Во время этого завтрака я был свидетелем встречи Верховского с одним из его товарищей по корпусу, который был его главнейшим противником и обвинителем в 1905 году. Эта встреча и настроение этого товарища, ротмистра Скалона[139]
, наглядно свидетельствовали о том, какие сдвиги произошли в политических представлениях гвардейских офицеров, верных защитников престола, за время войны. Скалон, который десять лет перед тем считал Верховского зловредным революционером и не хотел даже здороваться с ним, теперь дружески жал ему руку и просил не вспоминать о старом.После революции Верховский довольно искусно использовал свою репутацию человека, пострадавшего за свои политические убеждения в царское время, сумел войти в окружение Керенского и, когда тот принял Военное министерство, был назначен командующим войсками в Москве. Его поведение во время Корниловского выступления выдвинуло его в глазах Керенского, и тот, уволив Савенкова, назначил Верховского военным министром.
Верховский был, несомненно, человек умный, способный быстро схватывать обстановку и делать при этом соответствующие выводы.
Он оказался первым членом Временного правительства, решившимся заявить с трибуны Предпарламента о том, что армия больше не боеспособна и что мы стоим перед необходимостью заключить мир. Недостаточная опытность в правительственных приемах повлекла за собой его столкновение с министром иностранных дел, в результате которого Керенский счел себя вынужденным расстаться со своим молодым военным министром.
С самим главой правительства, с Керенским, я познакомился в Государственной думе в 1912 году. Он был значительно левее меня, и, кроме двух-трех разговоров о каких-то распоряжениях военного министра, никакого общения у меня с ним не было вплоть до революции. В Государственной думе Керенский выступал всегда с яростными нападками на правительство. Форма его выступлений мне не нравилась, он говорил слишком быстро, точно захлебываясь в истерике. По существу я иногда соглашался с ним, но обычно видел в его речах много преувеличений. Во время революции мне много приходилось с ним общаться, и у нас установились некоторые отношения.
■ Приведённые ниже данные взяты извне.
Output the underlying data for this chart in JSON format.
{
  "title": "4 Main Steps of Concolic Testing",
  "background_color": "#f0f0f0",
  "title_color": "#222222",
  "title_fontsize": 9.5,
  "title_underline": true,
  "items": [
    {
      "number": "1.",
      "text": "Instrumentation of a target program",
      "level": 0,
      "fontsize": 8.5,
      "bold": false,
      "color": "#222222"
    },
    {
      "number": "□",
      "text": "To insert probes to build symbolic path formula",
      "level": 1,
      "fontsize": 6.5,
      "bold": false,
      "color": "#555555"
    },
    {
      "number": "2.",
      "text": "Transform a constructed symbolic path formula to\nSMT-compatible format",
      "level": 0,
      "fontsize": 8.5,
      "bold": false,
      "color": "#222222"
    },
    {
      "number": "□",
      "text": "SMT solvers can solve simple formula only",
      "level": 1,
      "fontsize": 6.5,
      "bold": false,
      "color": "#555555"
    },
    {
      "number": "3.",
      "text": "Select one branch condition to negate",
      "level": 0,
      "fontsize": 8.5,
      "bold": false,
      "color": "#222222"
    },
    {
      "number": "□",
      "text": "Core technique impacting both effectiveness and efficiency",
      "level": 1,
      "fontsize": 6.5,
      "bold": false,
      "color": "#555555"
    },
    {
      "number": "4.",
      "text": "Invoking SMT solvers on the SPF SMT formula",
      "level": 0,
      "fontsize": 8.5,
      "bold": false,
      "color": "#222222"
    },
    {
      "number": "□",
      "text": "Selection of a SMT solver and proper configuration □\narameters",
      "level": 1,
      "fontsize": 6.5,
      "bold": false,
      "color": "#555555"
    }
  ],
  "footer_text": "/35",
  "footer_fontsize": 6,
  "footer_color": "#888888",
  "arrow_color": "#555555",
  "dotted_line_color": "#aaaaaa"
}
Моя последняя встреча с ним была в эмиграции, в Париже. Я напомнил ему о том разговоре в Таврическом дворце вечером 1 марта 1917 года. Он с торжеством говорил о победе революции, а я возразил ему, что победу-то я вижу, но невольно с некоторым опасением вспоминаю об участи жирондистов. Керенский засмеялся и, покровительственно хлопнув меня по плечу, точно успокаивая меня, сказал: «Это верно, вы жирондист, но это не означает, что вас ждет их участь…»
Вспоминая об этом разговоре, я шутливо заметил, что теперь, в Париже, мы встретились оба в одинаковой роли жирондистов[140]
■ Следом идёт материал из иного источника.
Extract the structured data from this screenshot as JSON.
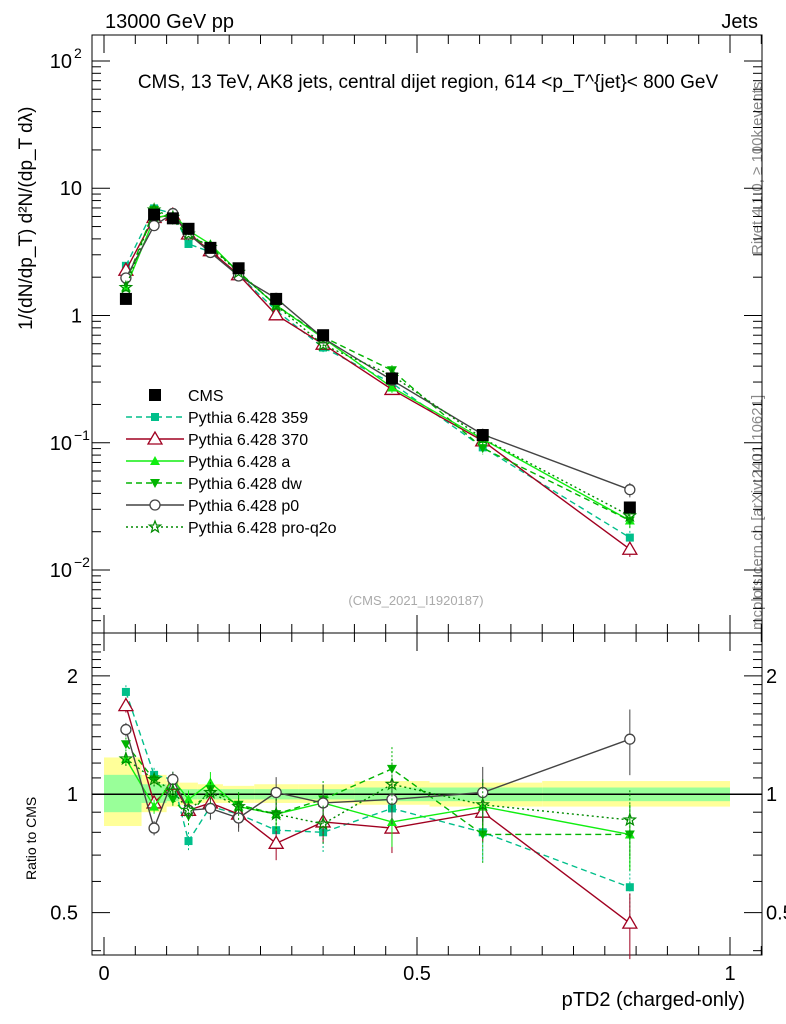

, благополучно ускользнувших от якобинцев[141]. И я процитировал ему несколько строк из старинного стихотворения Каролины Павловой[142], изображающих речь Калиостро в беседе с Мирабо:Ни моя шутка, ни приведенное мною стихотворение не понравились Керенскому. Он, конечно, продолжал считать себя подлинным революционером, не понятым на родине, и становиться со мной на одну доску не хотел.
В то время я находился еще под впечатлением недавнего разгрома всего Белого движения и, вспоминая Корниловское дело, думал, что в августе 1917 года, может быть, был упущен единственный благоприятный момент для удержания революции в тех пределах, которые я тогда считал допустимыми. Я это высказал Керенскому и упрекнул его в том, что он, вместо того чтобы поддержать Корнилова, постарался сломить его и этим подготовил свое поражение в Октябре.
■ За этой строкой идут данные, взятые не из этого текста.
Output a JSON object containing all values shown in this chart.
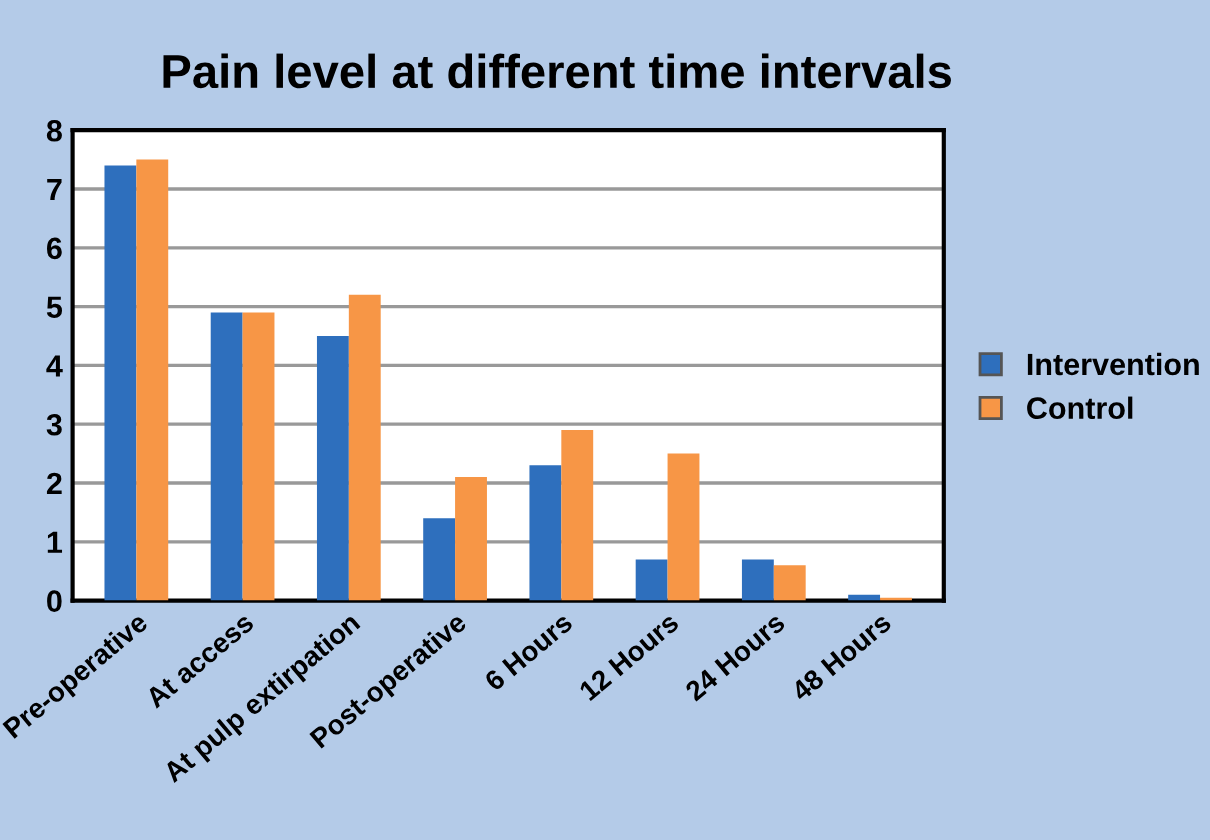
{
  "chart_data": {
    "type": "bar",
    "title": "Pain level at different time intervals",
    "categories": [
      "Pre-operative",
      "At access",
      "At pulp extirpation",
      "Post-operative",
      "6 Hours",
      "12 Hours",
      "24 Hours",
      "48 Hours"
    ],
    "series": [
      {
        "name": "Intervention",
        "color": "#2e6fbd",
        "values": [
          7.4,
          4.9,
          4.5,
          1.4,
          2.3,
          0.7,
          0.7,
          0.1
        ]
      },
      {
        "name": "Control",
        "color": "#f79646",
        "values": [
          7.5,
          4.9,
          5.2,
          2.1,
          2.9,
          2.5,
          0.6,
          0.05
        ]
      }
    ],
    "ylim": [
      0,
      8
    ],
    "yticks": [
      0,
      1,
      2,
      3,
      4,
      5,
      6,
      7,
      8
    ],
    "grid": "y",
    "legend": "right"
  }
}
«По существу ведь вам было по дороге с Корниловым, ведь вы тоже, как и он, не стремились довести революцию до тех границ, которые так решительно теперь перешли большевики», – сказал я.
Керенский горячо запротестовал. Он винил во всем Корнилова, рассматривал его как человека с очень узким кругозором, даже ограниченного вообще, неспособного понять громадного значения революции для блага России, упершегося в вопросы дисциплины и своим необдуманным выступлением сведшего на нет всю планомерную, разумную работу его, Керенского, в деле установления нового революционного порядка в стране. Он признавал, что Корнилов лично не являлся представителем крайних контрреволюционных течений, но утверждал, что он подпал целиком под влияние темных, безответственных контрреволюционных сил и повел преступную политику, которая не только вызвала протест солдатской массы, но и толкнула ее к большевикам.
«Корнилов привел к победе большевиков, и они должны были бы поставить ему в благодарность памятник…» – так закончил свою речь Керенский.